Tuesday, February 7, 2012
The other day I read this post and I smiled.
I smiled at the love that this big brother shows his little sister.
I smiled at the Lego picture.
I smiled at the mom's words at the start.
The ones about losing her cool, apologizing, and the Lego's, .
I smiled how the mom said, "My girl. I cherish that celebrating her girliness and wanting to be just like her big brothers coexists for her. I am super proactive with the boys that they celebrate her differences too. So far, we are doing good most days."
There is this negative connection with some of the princess stuff out there. And the pink and the girlie.... That it can hurt a girl's self-concept and self-esteem. I suppose if it is abused. But for me, a mama of a little girl who's greatest goal each day is to sneak behind the road blocks to get to the boys Lego bin and grasp them tightly in her little paws, hold them out to me, but retract her hand as quickly as possible when she sees me shaking my head and coming toward her... well for me, I think my goal as her mama is to celebrate her girliness while not stifling her desire to be just like her brothers. To teach my boys to embrace the differences that come along with little girls.
We reorganized toys here yesterday, because the stress of keeping Miss Sydney away from the Lego's was getting to be too tough. Legos liter all table tops, floor spaces, nooks, crannies, and even the kitchen counters. I sometimes find them in my pantry or on the bathroom counter. Miss Syd has this little Lego sensor that must tell her where they are located, because she finds the random ones that are "lost" in little corners of our house. And every once in a while they make their way to her mouth. And that is enough to give this mama a heart attack.
So the boys toys got moved and Miss Syd now has taken over the play area that is out in the living area of our house. And I noticed that she really doesn't want to play with the kitchen toys, dolls, little doll house, or farm. She wants to stand at the gate by the door to the toy room and yell to her brothers, "Let me in." I can build just as good as you. ( I also know she is too little to play a lot of the stuff I listed and her desire to stand at the gate was more about her brothers.)

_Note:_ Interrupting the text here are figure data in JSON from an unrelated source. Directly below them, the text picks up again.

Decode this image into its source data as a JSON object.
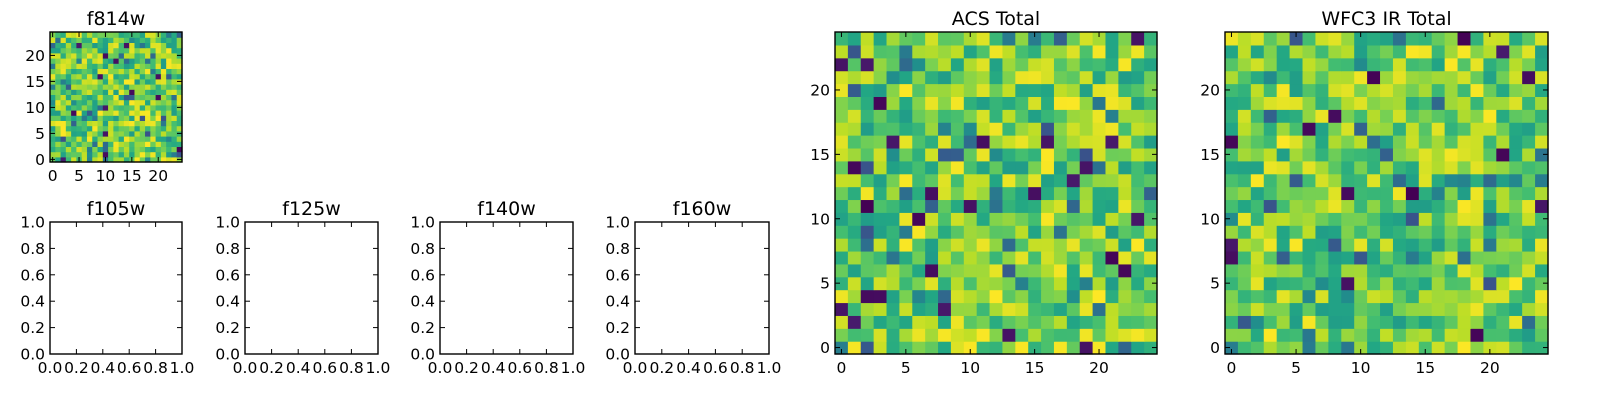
{
  "figure": {
    "description_free": true
  },
  "chart_data": [
    {
      "id": "f814w",
      "type": "heatmap",
      "title": "f814w",
      "grid_size": 25,
      "colormap": "viridis",
      "xlim": [
        -0.5,
        24.5
      ],
      "ylim": [
        -0.5,
        24.5
      ],
      "xticks": [
        0,
        5,
        10,
        15,
        20
      ],
      "xtick_labels": [
        "0",
        "5",
        "10",
        "15",
        "20"
      ],
      "yticks": [
        0,
        5,
        10,
        15,
        20
      ],
      "ytick_labels": [
        "0",
        "5",
        "10",
        "15",
        "20"
      ],
      "seed": 814,
      "value_range": [
        0,
        1
      ],
      "note_values": "synthetic random noise field, values approximated"
    },
    {
      "id": "f105w",
      "type": "empty",
      "title": "f105w",
      "xlim": [
        0,
        1
      ],
      "ylim": [
        0,
        1
      ],
      "xticks": [
        0,
        0.2,
        0.4,
        0.6,
        0.8,
        1.0
      ],
      "xtick_labels": [
        "0.0",
        "0.2",
        "0.4",
        "0.6",
        "0.8",
        "1.0"
      ],
      "yticks": [
        0,
        0.2,
        0.4,
        0.6,
        0.8,
        1.0
      ],
      "ytick_labels": [
        "0.0",
        "0.2",
        "0.4",
        "0.6",
        "0.8",
        "1.0"
      ]
    },
    {
      "id": "f125w",
      "type": "empty",
      "title": "f125w",
      "xlim": [
        0,
        1
      ],
      "ylim": [
        0,
        1
      ],
      "xticks": [
        0,
        0.2,
        0.4,
        0.6,
        0.8,
        1.0
      ],
      "xtick_labels": [
        "0.0",
        "0.2",
        "0.4",
        "0.6",
        "0.8",
        "1.0"
      ],
      "yticks": [
        0,
        0.2,
        0.4,
        0.6,
        0.8,
        1.0
      ],
      "ytick_labels": [
        "0.0",
        "0.2",
        "0.4",
        "0.6",
        "0.8",
        "1.0"
      ]
    },
    {
      "id": "f140w",
      "type": "empty",
      "title": "f140w",
      "xlim": [
        0,
        1
      ],
      "ylim": [
        0,
        1
      ],
      "xticks": [
        0,
        0.2,
        0.4,
        0.6,
        0.8,
        1.0
      ],
      "xtick_labels": [
        "0.0",
        "0.2",
        "0.4",
        "0.6",
        "0.8",
        "1.0"
      ],
      "yticks": [
        0,
        0.2,
        0.4,
        0.6,
        0.8,
        1.0
      ],
      "ytick_labels": [
        "0.0",
        "0.2",
        "0.4",
        "0.6",
        "0.8",
        "1.0"
      ]
    },
    {
      "id": "f160w",
      "type": "empty",
      "title": "f160w",
      "xlim": [
        0,
        1
      ],
      "ylim": [
        0,
        1
      ],
      "xticks": [
        0,
        0.2,
        0.4,
        0.6,
        0.8,
        1.0
      ],
      "xtick_labels": [
        "0.0",
        "0.2",
        "0.4",
        "0.6",
        "0.8",
        "1.0"
      ],
      "yticks": [
        0,
        0.2,
        0.4,
        0.6,
        0.8,
        1.0
      ],
      "ytick_labels": [
        "0.0",
        "0.2",
        "0.4",
        "0.6",
        "0.8",
        "1.0"
      ]
    },
    {
      "id": "acs-total",
      "type": "heatmap",
      "title": "ACS Total",
      "grid_size": 25,
      "colormap": "viridis",
      "xlim": [
        -0.5,
        24.5
      ],
      "ylim": [
        -0.5,
        24.5
      ],
      "xticks": [
        0,
        5,
        10,
        15,
        20
      ],
      "xtick_labels": [
        "0",
        "5",
        "10",
        "15",
        "20"
      ],
      "yticks": [
        0,
        5,
        10,
        15,
        20
      ],
      "ytick_labels": [
        "0",
        "5",
        "10",
        "15",
        "20"
      ],
      "seed": 1234,
      "value_range": [
        0,
        1
      ],
      "note_values": "synthetic random noise field, values approximated"
    },
    {
      "id": "wfc3-ir-total",
      "type": "heatmap",
      "title": "WFC3 IR Total",
      "grid_size": 25,
      "colormap": "viridis",
      "xlim": [
        -0.5,
        24.5
      ],
      "ylim": [
        -0.5,
        24.5
      ],
      "xticks": [
        0,
        5,
        10,
        15,
        20
      ],
      "xtick_labels": [
        "0",
        "5",
        "10",
        "15",
        "20"
      ],
      "yticks": [
        0,
        5,
        10,
        15,
        20
      ],
      "ytick_labels": [
        "0",
        "5",
        "10",
        "15",
        "20"
      ],
      "seed": 4321,
      "value_range": [
        0,
        1
      ],
      "note_values": "synthetic random noise field, values approximated"
    }
  ]
}
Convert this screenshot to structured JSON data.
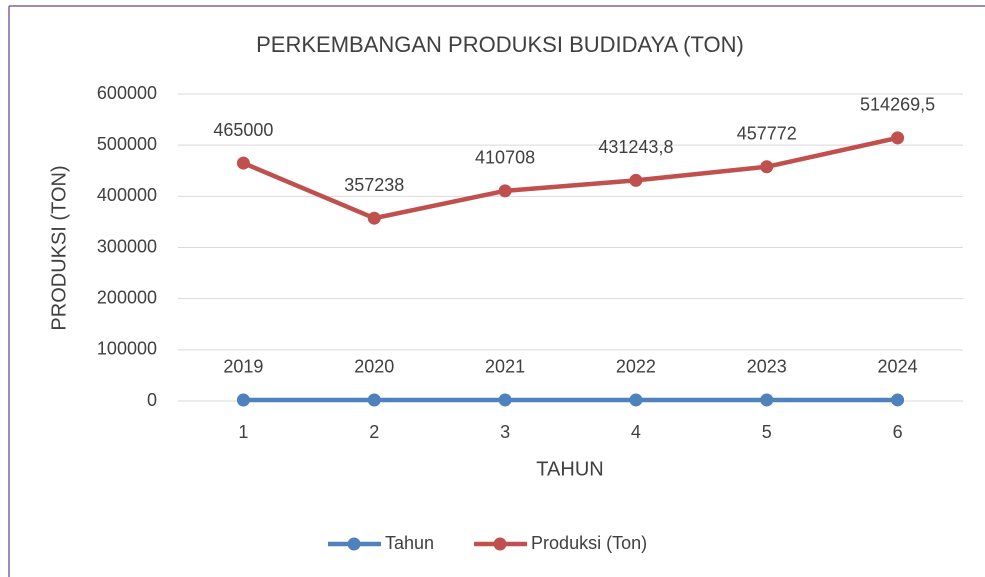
{
  "chart_data": {
    "type": "line",
    "title": "PERKEMBANGAN PRODUKSI BUDIDAYA (TON)",
    "x_label": "TAHUN",
    "y_label": "PRODUKSI (TON)",
    "categories": [
      "1",
      "2",
      "3",
      "4",
      "5",
      "6"
    ],
    "series": [
      {
        "name": "Tahun",
        "color": "#4f81bd",
        "values": [
          2019,
          2020,
          2021,
          2022,
          2023,
          2024
        ]
      },
      {
        "name": "Produksi (Ton)",
        "color": "#c0504d",
        "values": [
          465000,
          357238,
          410708,
          431243.8,
          457772,
          514269.5
        ],
        "value_labels": [
          "465000",
          "357238",
          "410708",
          "431243,8",
          "457772",
          "514269,5"
        ]
      }
    ],
    "ylim": [
      0,
      600000
    ],
    "yticks": [
      0,
      100000,
      200000,
      300000,
      400000,
      500000,
      600000
    ],
    "grid": true,
    "legend": "bottom"
  }
}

My dream is that the relationship that Charley and Henry have, will open up and celebrate the girliness that she deserves to be surrounded with, too. The painted toes, the baby dolls, the princess wands, and whatever else magical and fairy related. Because, I already know that she is going to dive right into the building blocks, Star Wars guys, Nerf guns, action figures....with her super girl cape on and play right along side her big brothers.
I don't doubt they will be great customers to her restaurant, beauty salon, or grocery store. And I know they will embrace the role of dog when she wants to play house...my brother made a great dog back in the day. They will cheer her on as she gives ballet a try, so that her mama can snap a few pictures of that adventure. But they will also make her play hard in the yard with the soccer ball and football. I am excited to see their relationships build and grow. Giving your child a sibling is one of the greatest gifts you can give them. And the dynamic that a brother and sister can bring to a house is one that has so much possibility.